To learn how to do inclusion right, watch Jackass - the sequel. I'm not kidding. Johnny Knoxville and friends do some of the grossest and some of the funniest things I've seen on screen in a long time. We laughed until we hurt. This is a movie that I've heard has no redeeming social values. But I beg to differ. Quite a bit actually.

Jackass has a moment when one of the guys from Murderball (the documentary about wheelchair rugby) is shot at amazing speed into the air and plunges, chair and all into the lake. No comment is ever made about his disability, who he was (it was like the Jackass guys - who the truly informed will know appear on the Murderball DVD in the extras - just assumed that the whole audience was cool enough to know) or how he came to be a human rocket for the film. It just had him participate like anyone else. I'm not sure people in the audience really knew that he had a disability, they could have just been using a wheelchair like they used shopping carts - another mode of transportation to be made dangerous. It was about the stunt - not about the chair, or even really the guy in it.

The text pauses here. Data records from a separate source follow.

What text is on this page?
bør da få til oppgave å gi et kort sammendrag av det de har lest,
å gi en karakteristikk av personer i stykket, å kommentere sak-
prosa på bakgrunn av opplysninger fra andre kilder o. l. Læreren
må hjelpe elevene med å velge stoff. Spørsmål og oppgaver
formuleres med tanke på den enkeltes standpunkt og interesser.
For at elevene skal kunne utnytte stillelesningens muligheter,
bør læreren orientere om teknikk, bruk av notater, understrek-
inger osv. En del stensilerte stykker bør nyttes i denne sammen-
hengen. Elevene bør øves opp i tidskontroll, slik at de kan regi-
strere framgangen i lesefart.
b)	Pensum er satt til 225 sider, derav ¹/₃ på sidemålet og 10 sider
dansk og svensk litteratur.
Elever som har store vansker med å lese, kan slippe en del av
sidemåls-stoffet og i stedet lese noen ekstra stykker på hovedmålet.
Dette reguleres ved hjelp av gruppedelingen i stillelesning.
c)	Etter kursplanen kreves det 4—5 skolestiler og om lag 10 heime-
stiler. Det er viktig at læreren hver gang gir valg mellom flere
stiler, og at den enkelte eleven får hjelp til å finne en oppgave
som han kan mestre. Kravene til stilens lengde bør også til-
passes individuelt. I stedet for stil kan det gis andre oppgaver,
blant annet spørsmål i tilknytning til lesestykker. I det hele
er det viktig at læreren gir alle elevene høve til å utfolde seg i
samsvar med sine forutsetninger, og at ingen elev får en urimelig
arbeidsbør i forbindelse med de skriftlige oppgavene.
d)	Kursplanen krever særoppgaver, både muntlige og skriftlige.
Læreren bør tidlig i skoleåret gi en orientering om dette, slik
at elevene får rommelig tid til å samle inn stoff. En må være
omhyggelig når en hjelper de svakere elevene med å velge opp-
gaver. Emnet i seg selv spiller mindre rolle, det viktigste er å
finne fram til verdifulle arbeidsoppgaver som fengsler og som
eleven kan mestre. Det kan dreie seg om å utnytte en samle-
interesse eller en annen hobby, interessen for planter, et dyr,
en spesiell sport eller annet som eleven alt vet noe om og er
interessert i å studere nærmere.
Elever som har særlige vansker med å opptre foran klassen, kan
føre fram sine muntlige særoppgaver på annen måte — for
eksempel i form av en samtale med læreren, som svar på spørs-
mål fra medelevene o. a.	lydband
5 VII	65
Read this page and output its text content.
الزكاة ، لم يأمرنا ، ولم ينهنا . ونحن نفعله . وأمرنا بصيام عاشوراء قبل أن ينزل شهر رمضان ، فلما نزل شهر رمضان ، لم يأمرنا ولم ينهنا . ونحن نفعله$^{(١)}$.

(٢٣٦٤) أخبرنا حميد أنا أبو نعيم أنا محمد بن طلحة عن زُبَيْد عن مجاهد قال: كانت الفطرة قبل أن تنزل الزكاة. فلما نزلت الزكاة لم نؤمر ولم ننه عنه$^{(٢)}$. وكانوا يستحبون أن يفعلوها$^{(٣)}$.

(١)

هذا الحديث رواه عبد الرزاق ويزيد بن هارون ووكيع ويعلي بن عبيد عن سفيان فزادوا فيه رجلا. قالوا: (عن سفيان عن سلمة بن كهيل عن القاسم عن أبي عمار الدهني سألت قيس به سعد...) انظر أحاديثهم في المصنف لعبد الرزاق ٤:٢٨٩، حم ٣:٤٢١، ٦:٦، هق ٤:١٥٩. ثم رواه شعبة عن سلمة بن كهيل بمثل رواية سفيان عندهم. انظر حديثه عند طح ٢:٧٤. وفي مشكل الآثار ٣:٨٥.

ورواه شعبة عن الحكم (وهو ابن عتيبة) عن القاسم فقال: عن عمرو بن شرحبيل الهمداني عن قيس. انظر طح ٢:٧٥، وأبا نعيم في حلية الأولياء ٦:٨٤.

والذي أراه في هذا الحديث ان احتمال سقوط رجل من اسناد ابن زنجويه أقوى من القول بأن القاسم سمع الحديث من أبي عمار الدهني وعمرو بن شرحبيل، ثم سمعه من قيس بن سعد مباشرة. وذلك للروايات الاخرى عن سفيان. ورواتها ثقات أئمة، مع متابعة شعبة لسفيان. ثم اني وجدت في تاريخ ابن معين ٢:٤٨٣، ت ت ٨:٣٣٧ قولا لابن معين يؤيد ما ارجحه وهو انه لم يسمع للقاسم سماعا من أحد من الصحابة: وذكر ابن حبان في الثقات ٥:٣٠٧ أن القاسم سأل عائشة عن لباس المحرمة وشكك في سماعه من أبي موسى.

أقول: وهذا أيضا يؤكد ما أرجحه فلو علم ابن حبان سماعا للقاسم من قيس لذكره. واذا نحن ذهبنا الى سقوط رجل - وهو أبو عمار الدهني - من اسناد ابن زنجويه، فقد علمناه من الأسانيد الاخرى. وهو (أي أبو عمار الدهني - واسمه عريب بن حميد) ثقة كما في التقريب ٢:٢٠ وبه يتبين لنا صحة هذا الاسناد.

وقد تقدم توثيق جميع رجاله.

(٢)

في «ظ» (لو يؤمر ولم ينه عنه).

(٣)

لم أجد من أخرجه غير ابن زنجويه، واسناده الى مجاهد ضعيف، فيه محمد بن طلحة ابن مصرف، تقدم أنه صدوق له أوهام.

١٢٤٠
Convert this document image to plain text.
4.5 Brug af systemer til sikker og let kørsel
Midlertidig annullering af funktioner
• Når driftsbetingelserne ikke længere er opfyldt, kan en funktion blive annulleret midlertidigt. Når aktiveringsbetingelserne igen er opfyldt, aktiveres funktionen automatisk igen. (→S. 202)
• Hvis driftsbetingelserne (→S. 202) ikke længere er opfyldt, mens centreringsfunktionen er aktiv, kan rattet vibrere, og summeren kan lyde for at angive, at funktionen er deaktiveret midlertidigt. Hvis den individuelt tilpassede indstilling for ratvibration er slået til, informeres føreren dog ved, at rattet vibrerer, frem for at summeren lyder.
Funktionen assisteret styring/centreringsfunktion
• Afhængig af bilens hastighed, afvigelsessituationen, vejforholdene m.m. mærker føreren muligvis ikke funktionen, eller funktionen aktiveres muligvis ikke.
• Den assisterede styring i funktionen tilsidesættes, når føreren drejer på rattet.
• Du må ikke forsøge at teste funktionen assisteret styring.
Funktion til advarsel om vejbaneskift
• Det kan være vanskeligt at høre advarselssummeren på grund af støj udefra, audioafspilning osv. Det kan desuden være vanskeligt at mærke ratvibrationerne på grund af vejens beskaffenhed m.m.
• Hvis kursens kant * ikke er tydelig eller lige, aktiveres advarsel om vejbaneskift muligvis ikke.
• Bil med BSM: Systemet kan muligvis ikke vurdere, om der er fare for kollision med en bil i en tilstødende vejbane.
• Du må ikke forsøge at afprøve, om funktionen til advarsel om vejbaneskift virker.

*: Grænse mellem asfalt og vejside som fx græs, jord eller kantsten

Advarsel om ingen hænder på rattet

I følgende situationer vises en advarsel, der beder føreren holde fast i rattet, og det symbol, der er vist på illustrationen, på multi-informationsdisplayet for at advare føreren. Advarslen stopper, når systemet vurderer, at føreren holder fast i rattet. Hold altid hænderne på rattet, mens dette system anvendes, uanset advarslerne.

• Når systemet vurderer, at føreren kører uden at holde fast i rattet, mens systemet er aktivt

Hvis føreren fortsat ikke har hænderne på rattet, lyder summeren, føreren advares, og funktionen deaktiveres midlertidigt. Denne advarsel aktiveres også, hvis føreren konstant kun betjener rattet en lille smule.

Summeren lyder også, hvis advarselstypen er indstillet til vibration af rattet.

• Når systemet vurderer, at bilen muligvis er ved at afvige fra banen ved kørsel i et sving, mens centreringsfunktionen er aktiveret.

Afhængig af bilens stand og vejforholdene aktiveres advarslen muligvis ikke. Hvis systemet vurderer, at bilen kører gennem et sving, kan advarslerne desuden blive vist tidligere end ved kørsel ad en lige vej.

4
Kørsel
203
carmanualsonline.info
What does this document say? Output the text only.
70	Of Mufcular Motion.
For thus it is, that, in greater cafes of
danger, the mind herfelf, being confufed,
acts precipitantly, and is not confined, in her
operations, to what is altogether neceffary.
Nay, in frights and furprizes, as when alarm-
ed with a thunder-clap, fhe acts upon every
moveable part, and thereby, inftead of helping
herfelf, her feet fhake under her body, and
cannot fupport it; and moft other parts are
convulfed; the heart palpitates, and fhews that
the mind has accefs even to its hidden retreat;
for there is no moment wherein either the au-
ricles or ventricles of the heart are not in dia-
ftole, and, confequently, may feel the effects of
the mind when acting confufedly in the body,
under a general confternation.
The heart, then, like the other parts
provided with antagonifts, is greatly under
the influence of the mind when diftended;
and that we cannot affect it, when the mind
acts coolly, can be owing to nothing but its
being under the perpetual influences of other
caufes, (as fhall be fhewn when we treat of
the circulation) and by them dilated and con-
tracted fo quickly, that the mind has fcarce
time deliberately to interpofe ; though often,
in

The movie shows that it doesn't take work to be disability positive, it just takes a lack of negativity. Here a disabled guy isn't treated as fragile he was treated as a projectile.

But there was something else.

Something awesome.

There wasn't just a lack of negativity. There was something else missing. They didn't once say it - the 'r' word didn't make an appearance once. It was notable by it's absence. When Johnny Knoxville was in 'The Ringer' his character made a statement that he would never ever let anyone say 'Retard' again. I know that Knoxville was playing a character who learned something. But perhaps Knoxville, himself, learned something about sensitivity when he worked with actors with disabilities on 'The Ringer', perhaps he learned something about diversity when he agreed to do a bit for the Murderball CD.

Maybe Knoxville can make disphobia disappear (at least in his wake) just by refusing to use hateful language and by refusing to discriminate in casting.

Wouldn't it be nice if kindness became cool.

The movie asks the audience not to try any of the stunts (I can promise, here and now, never to eat the poo of any animal) but I hope that the audience noticed that the biggest stunt they pulled was inclusion - and done right, it will make a big splash.

1 comment:

Unknown said...

Oh please! Now you have given my husband another reason to get me to watch that movie! Seriously though, I have a "Timmy" doll from South Park. People wonder why I can have it, working in special education. I have it because Timmy is considered a major player in South Park, he can be dumped on just like all the other kids. Inclusion at it's best.